François-René de Chateaubriand

Mémoires d'outre-tombe - Préface testamentaire

Paris, 1er août 1832.

 

Comme il m’est impossible de prévoir le moment de ma fin ; comme à mon âge les jours accordés à l’homme ne sont que des jours de grace, ou plutôt de rigueur, je vais, dans la crainte d’être surpris, m’expliquer sur un travail destiné, en se prolongeant, à tromper pour moi l’ennui de ces heures dernières et délaissées, que personne ne veut, et dont on ne sait que faire.

 

Les Mémoires à la tête desquels on lira cette préface embrassent ou embrasseront le cours entier de ma vie : ils ont été commencés dès l’année 1811, et continués jusqu’à ce jour. Je raconte dans ce qui est achevé, et raconterai dans ce qui n’est encore qu’ébauché, mon enfance, mon éducation, ma première jeunesse, mon entrée au service, mon arrivée à Paris, ma présentation à Louis XIV, le commencement de la révolution, mes voyages en Amérique, mon retour en Europe, mon émigration en Allemagne et en Angleterre, ma rentrée en France sous le consulat, mes occupations et mes ouvrages sous l’empire, ma course à Jérusalem, mes occupations et mes ouvrages sous la restauration, enfin l’histoire complète de cette restauration et de sa chute.

J’ai rencontré presque tous les hommes qui ont joué de mon temps un rôle grand ou petit à l’étranger et dans ma patrie, depuis Washington jusqu’à Napoléon, depuis Louis XVIII jusqu’à Alexandre, depuis Pie VII jusqu’à Grégoire XVI, depuis Fox, Burke, Pitt, Sheridan, Londonderry, Capo-d’Istria jusqu’à Malesherbes, Mirabeau, etc. ; depuis Nelson, Bolivar, Méhémet, pacha d’Égypte, jusqu’à Suffren, Bougainville, Lapeyrouse, Moreau, etc.

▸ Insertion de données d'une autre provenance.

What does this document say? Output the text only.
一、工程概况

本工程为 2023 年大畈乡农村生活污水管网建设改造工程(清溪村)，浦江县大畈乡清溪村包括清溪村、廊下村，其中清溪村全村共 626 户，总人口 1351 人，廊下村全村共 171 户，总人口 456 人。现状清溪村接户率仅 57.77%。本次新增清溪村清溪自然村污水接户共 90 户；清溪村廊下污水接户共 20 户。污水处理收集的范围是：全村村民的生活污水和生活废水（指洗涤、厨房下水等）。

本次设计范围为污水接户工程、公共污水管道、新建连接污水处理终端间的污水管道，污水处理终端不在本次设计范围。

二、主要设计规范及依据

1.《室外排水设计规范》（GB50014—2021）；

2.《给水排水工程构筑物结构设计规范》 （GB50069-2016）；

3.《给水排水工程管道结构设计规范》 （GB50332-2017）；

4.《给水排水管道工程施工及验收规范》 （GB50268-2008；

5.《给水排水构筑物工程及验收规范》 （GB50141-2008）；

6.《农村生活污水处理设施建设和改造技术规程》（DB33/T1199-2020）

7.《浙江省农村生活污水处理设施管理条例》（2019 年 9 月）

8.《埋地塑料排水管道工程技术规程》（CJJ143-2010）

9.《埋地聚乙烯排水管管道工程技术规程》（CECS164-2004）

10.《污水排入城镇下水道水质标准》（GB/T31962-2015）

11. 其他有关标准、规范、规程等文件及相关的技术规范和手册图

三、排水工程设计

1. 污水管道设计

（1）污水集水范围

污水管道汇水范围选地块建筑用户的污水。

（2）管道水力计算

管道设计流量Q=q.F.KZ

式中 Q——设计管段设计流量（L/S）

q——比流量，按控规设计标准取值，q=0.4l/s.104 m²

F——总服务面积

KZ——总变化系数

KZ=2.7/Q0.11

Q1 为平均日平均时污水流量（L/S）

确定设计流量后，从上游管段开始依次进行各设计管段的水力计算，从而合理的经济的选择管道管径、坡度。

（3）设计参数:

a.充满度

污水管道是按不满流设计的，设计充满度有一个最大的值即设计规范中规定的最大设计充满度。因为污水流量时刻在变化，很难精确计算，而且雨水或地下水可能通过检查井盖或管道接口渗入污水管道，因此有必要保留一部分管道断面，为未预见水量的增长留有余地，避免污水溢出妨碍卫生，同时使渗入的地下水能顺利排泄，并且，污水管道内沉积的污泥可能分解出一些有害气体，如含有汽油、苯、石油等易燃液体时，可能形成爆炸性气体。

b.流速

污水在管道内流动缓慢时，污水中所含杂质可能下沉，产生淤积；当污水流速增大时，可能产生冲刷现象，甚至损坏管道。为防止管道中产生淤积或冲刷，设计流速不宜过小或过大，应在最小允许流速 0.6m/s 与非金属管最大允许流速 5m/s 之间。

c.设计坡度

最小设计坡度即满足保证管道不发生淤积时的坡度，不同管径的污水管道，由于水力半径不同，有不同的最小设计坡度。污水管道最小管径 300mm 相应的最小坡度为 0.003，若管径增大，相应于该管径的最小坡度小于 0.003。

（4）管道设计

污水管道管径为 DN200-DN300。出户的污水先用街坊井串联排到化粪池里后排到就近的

J’ai fait partie d’un triumvirat qui n’avait point eu d’exemple : trois poètes opposés d’intérêts et de nations se sont trouvés, presque à la fois, ministres des affaires étrangères, moi en France, M. Canning en Angleterre, Martinez de la Rosa en Espagne. J’ai traversé successivement les années vides de ma jeunesse, les années si remplies de l’ère républicaine, des fastes de Bonaparte et du règne de la légitimité.